La plupart des autres recherches pertinentes pour la question soulevée ici n’ont en réalité pas comparé trois situations, mais deux : les fins de peine sèches et les aménagements de peine discrétionnaires. Tel était le cas de la recherche française de Kensey et Benaouda (2011), dont la méthodologie ne permettait certes pas de conclure de manière définitive, mais qui suggérait elle aussi que les aménagements de peine discrétionnaires à la française étaient plus efficaces que les fins de peine sèches. Quelques années plus tôt, c’était une recherche néo-zélandaise (Schlager et Robbins, 2008) qui avait conclu similairement que les aménagements de peine individualisés (discrétionnaires) étaient plus efficaces sur le nombre de ré arrestation, de re-condamnation et de réincarcération que l’absence totale d’aménagement de peine. En raison de sa méthodologie imparfaite toutefois, reconnue par les auteurs, elle ne permettait pas de conclure si ceci était dû à un biais de sélection, à la dissuasion ou au suivi.
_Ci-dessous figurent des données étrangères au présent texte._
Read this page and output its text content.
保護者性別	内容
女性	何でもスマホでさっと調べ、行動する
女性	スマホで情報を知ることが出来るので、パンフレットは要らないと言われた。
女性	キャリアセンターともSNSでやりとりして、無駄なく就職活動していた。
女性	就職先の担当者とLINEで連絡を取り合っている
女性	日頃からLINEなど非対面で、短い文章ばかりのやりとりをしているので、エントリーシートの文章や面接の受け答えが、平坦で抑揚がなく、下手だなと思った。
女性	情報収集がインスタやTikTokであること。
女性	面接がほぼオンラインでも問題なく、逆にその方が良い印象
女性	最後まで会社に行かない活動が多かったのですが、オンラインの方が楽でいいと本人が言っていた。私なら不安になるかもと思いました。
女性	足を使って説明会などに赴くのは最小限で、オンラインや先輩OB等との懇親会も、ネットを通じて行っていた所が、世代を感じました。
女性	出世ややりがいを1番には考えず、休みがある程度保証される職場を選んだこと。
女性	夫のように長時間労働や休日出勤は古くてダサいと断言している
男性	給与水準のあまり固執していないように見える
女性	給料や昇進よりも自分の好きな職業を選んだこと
La comparaison entre mesures discrétionnaires et fins de peine sèches a également été menée par l’économiste Kuziemko (2007, 2012) précitée, laquelle avait montré, dans des conditions cette fois méthodologiquement plus solides, que les LC individualisées et prononcées dans un contexte quasi- judiciaire équitable étaient plus efficaces que l’absence totale d’aménagement de peine.

En conclusion, c’est sur la base d’un ensemble encore insuffisant, mais convergent que nous pouvons conclure que les mesures individualisées sont plus efficaces que les mesures automatiques et obligatoires et les fins de peine sèche. Nous suivons en outre entièrement les propos d’Osterman, et considérons que des mesures sans préparation, contenu et intensité suffisants ne sont en réalité pas des aménagements de peine. A notre sens, elles méritent plus le qualificatif de quasi-grâces ou, plus juste sur le plan juridique de fins de peine sèches anticipées.